Whole Foods Market has announced that payment card information of its customers were subjected to unauthorised access at certain taprooms and full table-service restaurants.
The breached point of sale system in use at the affected venues of Whole Foods Market is different from primary store checkout systems.
Whole Foods Market, which was recently acquired by Amazon for $13.7 billion, has hired a leading cyber security forensics firm to investigate the breach and has also informed law enforcement agencies.
The fact that the primary point of sale system being used by Whole Foods Market has not been breached indicates that the number of customers affected may not be high. However, the retailer has not disclosed the total number of affected customers as yet.
‘Whole Foods Market recently received information regarding unauthorized access of payment card information used at certain venues such as taprooms and full table-service restaurants located within some stores. These venues use a different point of sale system than the company’s primary store checkout systems, and payment cards used at the primary store checkout systems were not affected,’ the company said in a statement on its website.
‘While most Whole Foods Market stores do not have these taprooms and restaurants, Whole Foods Market encourages its customers to closely monitor their payment card statements and report any unauthorized charges to the issuing bank,’ it added.
The company also informed customers that transactions on Amazon.com were not impacted as such systems are not connected to the affected systems at Whole Foods Market. The retailer has neither identified the hackers in question nor has it laid blame on any individual or department for the breach. However, it has promised that it will keep providing additional updates on the breach as the investigation progresses.

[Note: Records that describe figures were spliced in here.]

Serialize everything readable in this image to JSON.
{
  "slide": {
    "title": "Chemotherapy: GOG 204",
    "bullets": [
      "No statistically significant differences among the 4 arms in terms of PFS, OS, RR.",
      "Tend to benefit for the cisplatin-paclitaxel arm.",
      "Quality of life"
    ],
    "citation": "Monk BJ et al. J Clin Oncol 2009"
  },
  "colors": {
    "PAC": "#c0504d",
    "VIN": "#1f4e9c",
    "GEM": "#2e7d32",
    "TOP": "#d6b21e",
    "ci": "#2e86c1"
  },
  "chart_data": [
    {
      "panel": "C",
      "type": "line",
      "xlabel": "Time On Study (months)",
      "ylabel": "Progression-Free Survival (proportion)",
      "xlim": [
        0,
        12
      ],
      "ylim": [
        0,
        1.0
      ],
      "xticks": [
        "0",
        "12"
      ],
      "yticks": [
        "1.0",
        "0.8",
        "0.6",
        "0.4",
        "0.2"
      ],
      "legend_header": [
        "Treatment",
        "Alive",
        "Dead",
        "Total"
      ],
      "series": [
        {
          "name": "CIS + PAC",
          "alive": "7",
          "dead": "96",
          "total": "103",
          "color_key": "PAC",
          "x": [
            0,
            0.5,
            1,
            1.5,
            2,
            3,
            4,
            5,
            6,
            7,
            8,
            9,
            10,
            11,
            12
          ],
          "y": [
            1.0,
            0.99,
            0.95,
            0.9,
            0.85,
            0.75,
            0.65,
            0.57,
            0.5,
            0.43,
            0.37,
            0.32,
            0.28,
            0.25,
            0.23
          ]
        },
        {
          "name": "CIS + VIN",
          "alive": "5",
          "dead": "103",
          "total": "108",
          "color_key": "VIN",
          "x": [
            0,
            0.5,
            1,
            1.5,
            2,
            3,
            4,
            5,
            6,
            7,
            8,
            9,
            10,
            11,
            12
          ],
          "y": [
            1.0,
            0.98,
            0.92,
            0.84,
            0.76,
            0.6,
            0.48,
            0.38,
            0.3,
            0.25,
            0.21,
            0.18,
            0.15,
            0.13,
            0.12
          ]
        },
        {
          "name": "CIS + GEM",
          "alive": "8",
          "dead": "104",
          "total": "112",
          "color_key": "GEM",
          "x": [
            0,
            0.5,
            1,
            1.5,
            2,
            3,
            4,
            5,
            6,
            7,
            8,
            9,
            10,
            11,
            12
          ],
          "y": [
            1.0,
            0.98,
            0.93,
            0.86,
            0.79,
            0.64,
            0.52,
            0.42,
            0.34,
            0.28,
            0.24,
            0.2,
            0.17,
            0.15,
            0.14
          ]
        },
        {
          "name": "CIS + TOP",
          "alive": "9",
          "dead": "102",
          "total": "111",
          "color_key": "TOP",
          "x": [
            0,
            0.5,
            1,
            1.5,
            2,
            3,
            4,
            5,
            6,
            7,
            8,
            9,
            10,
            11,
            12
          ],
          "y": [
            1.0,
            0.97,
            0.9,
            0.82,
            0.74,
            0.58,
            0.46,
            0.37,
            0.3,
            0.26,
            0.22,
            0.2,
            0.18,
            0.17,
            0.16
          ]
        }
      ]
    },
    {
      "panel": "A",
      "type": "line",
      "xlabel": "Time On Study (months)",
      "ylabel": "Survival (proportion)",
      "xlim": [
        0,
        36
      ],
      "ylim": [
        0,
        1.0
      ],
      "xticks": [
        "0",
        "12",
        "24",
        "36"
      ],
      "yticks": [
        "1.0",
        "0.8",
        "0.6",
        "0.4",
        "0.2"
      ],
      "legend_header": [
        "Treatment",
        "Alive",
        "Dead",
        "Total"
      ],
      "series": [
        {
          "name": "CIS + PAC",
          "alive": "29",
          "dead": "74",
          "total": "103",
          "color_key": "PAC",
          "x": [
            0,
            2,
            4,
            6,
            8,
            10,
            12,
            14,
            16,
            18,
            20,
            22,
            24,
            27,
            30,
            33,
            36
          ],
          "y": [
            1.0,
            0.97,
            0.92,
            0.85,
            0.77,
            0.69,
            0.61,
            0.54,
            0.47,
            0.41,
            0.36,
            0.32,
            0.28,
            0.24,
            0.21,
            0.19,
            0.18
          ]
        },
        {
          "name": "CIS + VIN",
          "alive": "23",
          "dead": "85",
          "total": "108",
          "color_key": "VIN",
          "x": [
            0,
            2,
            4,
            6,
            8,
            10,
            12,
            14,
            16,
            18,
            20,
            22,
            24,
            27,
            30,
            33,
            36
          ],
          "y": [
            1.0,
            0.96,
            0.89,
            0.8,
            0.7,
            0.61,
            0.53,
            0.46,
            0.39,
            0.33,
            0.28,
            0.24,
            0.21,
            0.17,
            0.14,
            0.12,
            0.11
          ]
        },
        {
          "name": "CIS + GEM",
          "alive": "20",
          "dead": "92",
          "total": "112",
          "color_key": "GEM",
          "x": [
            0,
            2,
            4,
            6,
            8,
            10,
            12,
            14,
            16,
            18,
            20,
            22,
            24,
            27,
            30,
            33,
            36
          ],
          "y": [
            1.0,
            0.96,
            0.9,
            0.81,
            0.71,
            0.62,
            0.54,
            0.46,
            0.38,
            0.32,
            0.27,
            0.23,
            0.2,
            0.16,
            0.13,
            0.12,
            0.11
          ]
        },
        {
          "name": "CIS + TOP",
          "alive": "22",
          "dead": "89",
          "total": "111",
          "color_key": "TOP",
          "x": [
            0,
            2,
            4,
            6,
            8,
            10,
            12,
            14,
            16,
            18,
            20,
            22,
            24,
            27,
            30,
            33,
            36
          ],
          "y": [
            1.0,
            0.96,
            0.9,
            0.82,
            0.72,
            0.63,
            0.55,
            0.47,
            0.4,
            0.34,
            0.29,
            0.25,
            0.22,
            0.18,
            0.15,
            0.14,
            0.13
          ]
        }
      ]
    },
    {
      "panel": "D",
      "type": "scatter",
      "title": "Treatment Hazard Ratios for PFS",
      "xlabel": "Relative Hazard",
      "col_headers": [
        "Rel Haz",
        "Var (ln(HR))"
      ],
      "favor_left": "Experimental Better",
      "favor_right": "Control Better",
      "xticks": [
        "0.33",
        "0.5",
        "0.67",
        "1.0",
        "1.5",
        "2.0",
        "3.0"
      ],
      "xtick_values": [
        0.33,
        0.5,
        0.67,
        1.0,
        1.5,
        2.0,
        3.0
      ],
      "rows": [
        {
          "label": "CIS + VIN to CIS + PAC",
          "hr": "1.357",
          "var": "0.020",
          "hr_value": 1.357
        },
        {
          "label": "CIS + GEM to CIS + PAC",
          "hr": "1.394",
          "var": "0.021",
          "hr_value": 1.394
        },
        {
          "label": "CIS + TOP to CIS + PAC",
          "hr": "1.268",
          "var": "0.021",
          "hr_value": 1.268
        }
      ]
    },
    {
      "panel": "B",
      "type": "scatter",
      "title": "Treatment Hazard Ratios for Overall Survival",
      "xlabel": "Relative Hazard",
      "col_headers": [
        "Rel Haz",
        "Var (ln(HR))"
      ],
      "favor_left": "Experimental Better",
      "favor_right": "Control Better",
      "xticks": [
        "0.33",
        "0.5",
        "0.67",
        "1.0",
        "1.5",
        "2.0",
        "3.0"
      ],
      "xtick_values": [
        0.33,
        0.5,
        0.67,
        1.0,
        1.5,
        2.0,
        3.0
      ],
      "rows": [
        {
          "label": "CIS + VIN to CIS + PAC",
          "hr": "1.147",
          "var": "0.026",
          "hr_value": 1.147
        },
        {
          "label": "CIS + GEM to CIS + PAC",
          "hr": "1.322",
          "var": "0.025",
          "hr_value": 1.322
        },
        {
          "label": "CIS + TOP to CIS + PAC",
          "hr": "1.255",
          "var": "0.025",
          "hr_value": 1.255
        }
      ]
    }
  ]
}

The Whole Foods Market breach is yet another reminder of how point of sale systems owned by medium or large retailers are repeatedly breached by hackers looking to steal credit card details belonging to shoppers. They do so by hacking into servers which are used by PoS machines to transfer customers’ card details.

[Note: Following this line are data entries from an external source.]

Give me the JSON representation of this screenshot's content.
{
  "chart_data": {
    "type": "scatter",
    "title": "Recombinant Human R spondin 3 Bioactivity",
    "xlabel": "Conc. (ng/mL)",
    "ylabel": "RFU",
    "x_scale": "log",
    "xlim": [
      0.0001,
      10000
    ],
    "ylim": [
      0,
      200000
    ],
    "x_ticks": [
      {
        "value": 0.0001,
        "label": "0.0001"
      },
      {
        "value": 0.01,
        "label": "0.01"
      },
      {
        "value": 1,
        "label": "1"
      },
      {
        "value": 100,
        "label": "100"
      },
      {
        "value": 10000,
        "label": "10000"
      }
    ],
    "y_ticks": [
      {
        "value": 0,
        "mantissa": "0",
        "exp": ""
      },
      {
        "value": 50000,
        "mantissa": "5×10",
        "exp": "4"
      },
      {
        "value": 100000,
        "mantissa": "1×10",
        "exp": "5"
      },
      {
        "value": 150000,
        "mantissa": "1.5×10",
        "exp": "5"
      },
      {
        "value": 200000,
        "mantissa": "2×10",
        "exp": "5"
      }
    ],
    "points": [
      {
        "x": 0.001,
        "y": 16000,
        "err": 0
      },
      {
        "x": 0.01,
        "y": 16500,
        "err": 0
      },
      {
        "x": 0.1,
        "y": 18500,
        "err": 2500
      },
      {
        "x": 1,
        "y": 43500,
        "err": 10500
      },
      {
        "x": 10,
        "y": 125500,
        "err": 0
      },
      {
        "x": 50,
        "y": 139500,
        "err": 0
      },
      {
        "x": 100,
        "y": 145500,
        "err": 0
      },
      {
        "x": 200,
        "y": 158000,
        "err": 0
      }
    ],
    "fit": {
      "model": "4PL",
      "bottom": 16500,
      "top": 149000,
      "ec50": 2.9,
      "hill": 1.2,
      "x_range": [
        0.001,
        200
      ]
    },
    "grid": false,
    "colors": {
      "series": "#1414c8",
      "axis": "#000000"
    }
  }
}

Earlier this year, it came to light that hackers had breached PoS servers used by as many as 12 hotels run by the InterContinental Hotels Group (IHG) in North America and the Caribbean between August 2016 and December 2016 and stole hundreds of credit card details.
According to the hotel group, “the malware searched for track data (cardholder name, card number, expiration date and internal verification code) read from the magnetic stripe of a payment card as it was being routed through the affected server.”
Founded in 1980, Whole Foods Market now employs 87,000 people in more than 470 stores across the UK and the United States. The company has not confirmed which stores have been affected by the latest PoS breach but we will update this article with additional details once we know more.